Shower thought I've had recently: would we not be better off modelling a UI as Actions, rather than states? Each action changes this part of the markup, makes these requests to app state / client DB / remote server.
This also maps better to a user centric conception of the app.
Here's how I model it: the view is a function of state; and actions create a new state, which re-renders the view.
state -> view -> actions -
|
^-----------------------
Actions can be from the user via the view, but it can come from elsewhere, for example, websocket events.
I like what another commenter said about a "stream of events", though in my mind an action is more limited than an event. An action has no event handlers, it can only dispatch state changes (or other actions).
I think UI = f(state) can only be 100% true in immediate mode UIs? That you can literally have a pure function that takes state and user input and returns a pixel buffer to put on screen. That seems not possible for retained mode UI, which most UI development are?
You can have an immediate-mode frontend to retained-mode state; see React, Compose, SwiftUI, etc. In this case, the retained state is an implementation detail, but the goal of the framework is to render your UI function deterministically whether it's updating or creating fresh state.
I think browser development is an underrated difficult problem. With a lot of crappy half-assed solutions that don't have solutions at depth that the backend ecosystem has.

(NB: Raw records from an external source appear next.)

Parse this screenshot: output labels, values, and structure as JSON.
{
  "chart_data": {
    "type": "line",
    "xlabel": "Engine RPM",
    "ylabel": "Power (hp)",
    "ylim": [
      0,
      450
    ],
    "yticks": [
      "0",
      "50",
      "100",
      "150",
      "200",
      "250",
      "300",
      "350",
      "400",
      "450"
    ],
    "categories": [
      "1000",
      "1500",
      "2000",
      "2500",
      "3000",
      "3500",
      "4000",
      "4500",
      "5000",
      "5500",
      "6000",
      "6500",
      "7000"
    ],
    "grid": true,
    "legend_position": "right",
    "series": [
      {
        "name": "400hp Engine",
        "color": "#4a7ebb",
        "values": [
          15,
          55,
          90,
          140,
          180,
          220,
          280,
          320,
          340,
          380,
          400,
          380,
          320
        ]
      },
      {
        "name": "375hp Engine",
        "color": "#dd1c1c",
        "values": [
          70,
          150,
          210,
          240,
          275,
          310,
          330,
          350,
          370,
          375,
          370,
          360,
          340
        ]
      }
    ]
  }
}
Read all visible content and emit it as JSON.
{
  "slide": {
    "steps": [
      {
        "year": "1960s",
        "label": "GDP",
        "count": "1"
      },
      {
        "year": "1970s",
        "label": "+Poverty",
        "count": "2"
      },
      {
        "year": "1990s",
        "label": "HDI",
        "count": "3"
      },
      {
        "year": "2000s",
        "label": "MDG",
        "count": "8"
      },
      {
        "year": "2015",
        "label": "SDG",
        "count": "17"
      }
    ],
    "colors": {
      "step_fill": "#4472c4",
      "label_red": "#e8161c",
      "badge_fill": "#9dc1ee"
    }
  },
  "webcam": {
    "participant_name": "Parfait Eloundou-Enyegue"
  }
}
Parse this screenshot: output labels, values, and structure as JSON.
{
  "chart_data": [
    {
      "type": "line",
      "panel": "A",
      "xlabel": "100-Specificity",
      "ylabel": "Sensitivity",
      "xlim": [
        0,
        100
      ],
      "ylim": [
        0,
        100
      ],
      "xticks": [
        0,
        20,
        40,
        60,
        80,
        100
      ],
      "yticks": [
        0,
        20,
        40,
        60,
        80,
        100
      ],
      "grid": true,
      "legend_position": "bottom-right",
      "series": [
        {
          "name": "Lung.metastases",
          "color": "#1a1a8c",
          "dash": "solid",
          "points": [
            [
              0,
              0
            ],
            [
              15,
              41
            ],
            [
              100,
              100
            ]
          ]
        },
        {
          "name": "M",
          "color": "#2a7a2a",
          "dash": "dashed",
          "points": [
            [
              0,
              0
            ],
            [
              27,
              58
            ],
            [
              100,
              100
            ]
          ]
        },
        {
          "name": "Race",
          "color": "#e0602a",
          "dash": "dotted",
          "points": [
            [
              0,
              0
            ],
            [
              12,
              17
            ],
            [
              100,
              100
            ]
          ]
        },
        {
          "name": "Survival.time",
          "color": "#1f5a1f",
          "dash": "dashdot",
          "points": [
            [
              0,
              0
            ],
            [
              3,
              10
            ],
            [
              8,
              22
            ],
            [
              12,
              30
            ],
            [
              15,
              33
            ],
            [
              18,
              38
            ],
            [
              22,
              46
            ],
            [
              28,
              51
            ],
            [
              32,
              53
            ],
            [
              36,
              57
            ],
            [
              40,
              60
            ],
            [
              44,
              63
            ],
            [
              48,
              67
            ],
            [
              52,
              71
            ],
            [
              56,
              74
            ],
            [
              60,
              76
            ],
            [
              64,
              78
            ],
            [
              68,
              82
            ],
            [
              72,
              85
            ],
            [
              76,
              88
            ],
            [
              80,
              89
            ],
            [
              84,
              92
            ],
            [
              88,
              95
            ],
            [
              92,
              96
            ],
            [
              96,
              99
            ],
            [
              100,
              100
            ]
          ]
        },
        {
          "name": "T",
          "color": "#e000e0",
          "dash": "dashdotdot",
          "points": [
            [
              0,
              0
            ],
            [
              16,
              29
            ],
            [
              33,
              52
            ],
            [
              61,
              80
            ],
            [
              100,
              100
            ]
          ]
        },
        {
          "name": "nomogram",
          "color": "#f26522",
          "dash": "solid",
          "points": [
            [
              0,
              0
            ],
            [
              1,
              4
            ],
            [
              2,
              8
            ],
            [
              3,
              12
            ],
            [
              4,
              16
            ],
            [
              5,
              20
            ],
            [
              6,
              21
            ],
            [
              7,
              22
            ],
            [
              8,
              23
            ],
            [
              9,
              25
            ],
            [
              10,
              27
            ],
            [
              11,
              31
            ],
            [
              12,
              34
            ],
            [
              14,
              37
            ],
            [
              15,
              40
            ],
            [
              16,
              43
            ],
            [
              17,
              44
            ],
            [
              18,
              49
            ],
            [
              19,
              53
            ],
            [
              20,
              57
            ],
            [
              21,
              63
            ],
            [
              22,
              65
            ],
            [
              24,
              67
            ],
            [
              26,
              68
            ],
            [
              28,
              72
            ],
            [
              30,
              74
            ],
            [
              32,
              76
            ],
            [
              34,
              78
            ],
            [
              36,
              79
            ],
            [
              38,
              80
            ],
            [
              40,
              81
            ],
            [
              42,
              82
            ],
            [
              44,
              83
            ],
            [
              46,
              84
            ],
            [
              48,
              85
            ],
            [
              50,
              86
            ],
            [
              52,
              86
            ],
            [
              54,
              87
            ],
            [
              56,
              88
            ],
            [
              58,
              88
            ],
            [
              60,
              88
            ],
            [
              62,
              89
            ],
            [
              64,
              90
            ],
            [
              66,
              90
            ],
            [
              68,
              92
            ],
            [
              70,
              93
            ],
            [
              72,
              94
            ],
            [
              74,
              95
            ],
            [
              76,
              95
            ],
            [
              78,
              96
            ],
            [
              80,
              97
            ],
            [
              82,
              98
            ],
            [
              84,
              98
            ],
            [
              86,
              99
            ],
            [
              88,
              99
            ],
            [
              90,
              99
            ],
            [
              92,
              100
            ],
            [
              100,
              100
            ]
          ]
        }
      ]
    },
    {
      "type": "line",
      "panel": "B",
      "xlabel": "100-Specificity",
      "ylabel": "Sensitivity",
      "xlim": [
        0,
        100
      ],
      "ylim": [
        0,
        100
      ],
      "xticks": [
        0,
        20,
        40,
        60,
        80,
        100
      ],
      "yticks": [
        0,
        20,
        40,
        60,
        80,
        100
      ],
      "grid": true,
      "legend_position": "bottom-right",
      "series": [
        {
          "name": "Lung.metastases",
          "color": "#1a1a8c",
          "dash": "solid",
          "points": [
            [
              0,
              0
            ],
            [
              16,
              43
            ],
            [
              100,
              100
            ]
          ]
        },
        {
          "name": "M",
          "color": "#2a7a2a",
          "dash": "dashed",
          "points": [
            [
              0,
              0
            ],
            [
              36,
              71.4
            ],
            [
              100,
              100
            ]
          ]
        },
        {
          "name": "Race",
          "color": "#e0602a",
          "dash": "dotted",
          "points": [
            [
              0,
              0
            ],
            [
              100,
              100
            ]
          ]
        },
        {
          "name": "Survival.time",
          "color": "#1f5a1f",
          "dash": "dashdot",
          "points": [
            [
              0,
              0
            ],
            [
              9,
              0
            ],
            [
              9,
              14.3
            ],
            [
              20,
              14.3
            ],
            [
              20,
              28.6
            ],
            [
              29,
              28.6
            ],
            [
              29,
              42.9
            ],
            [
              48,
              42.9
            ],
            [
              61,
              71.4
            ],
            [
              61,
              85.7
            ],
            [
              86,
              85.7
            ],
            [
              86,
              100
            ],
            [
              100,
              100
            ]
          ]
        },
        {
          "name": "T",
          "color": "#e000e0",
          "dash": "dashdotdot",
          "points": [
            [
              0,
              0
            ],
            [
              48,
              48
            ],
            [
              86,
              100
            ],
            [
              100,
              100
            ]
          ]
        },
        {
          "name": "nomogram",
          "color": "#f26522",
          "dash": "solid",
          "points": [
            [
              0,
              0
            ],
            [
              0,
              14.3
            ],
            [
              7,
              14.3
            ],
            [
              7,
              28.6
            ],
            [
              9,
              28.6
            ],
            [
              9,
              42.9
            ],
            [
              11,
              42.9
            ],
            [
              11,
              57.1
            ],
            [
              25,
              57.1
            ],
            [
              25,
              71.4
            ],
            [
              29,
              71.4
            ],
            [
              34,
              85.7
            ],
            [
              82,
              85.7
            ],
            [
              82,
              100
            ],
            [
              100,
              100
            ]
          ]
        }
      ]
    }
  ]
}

Like if you get to the essence of it you're syncing two local event loops -- the JavaScript and browser renderer, omitting the JS async queue and webworkers. Then you have a distributed system on top connecting to your backend. And sometimes you have a distributed system across the same local instance of the app, e.g. multiple tabs of the same app.
All this with neanderthal grade tools. At every layer of this there are half-thought tools with inconsistent data models that try to connect different layers of the problem (component rendering, data fetching, event loops, background jobs, etc) without any great way to do so. Straight glue.
Sure most people call some hook with refresh loop or something and call it day, but the problem still hasn't been solved well for building ultra-rich apps.